Хлопнула дверь, в избу вошла Фрося, озабоченно-скорбное лицо ее насторожило Устина. «Опять небось в коровнике наплакалась с бабами — похоронная кому-нибудь пришла», — подумал Устин.
— Отцу плохо. За фельдшером я бегала… Ты бы сходил туда, пока я ужин готовлю, — сказала Фрося, сопроводив слова жестами, видеть которые Устину было совестно и тяжко.
Он отложил гармонь, живо собрался и вышел. Из окон маленького клуба, мимо которого он торопливо шагал, летели девичьи припевки, слабо трынкала балалайка. «Под гармонь у них ловчее пошло бы, — подумал Устин. — Эх, что тут было прежде! А теперь и себе рот завязал, и своей гармони…»
Кузьму Даниловича свалил очередной приступ. Лежал он в светлом углу горницы на высокой чистой кровати. Приход фельдшерицы, должно быть, прогнал его с привычных полатей на эту никем не занимаемую, точно в музее стоящую кровать. Запахи лекарств, оставленные фельдшерицей, обострили в Устине чувство скорби и жалости к отцу. Он подошел к кровати и сел на табурет. Из кухни доносился шум маленького жернова, на котором Варвара молола пшеницу.
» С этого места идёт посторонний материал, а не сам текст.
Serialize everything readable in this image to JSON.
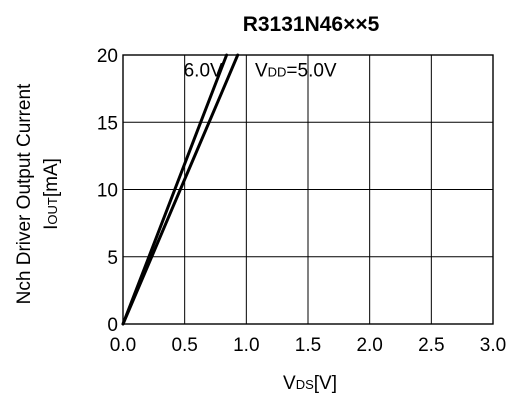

— Закрой дверь, Устин. Шумит-то, окаянная! Вот приспичило ей тарахтеть! — визгливо-раздраженно, слабым голосом закричал старик. Варвара вперед Устина подошла к двери и, прежде чем закрыть ее, вскинулась сердито:
— Ну чего ты, Кузя, лаешься? Чего не хватает?
— Ты не нукай. Не запрягла, а нукаешь, — устало огрызнулся Кузьма Данилович и обратил к Устину измученное бескровное лицо за помощью и сочувствием. Болеть старик не хотел, не любил, не умел и теперь видел себя перед всеми виноватым и всех виноватыми перед собой. — Так оно, сынок. Жизнь не в жизнь, а пришибить некому, — сумрачно помолчав, начал он жаловаться и жалеть себя. — Что болит, говоришь? Да все то же… жаба грудная, слышь. От нее и помру скоро, пожалуй. Еще разок эдак надавит… Я тут надысь вымок под дождем, застудился. Склады и коровники по ночам стеречь каково?
Дальше Кузьма Данилович стал спрашивать о детишках, о работе, о всем том, что и без ответов было ему ясно.
— Что молчишь? Иль понову онемел?.. Ты уж не стращай. Тут жаба душит, и то говорю. — Кузьма Данилович сощурил мутноватые глаза, что-то выискивая на строгом лице сына.
— У меня, батя, с-своя жаба… г-гирей д-давит, — нервно зашептал Устин, стукнул себя в грудь кулаком: — Вот т-тут она у меня… к-кровь сосет. Каждый м-момент жизни о ней д-думаю.
Кузьма Данилович хмуро посмотрел на сына, в лице его что-то переменилось, болезненную расслабленность сместила тягостная тревога.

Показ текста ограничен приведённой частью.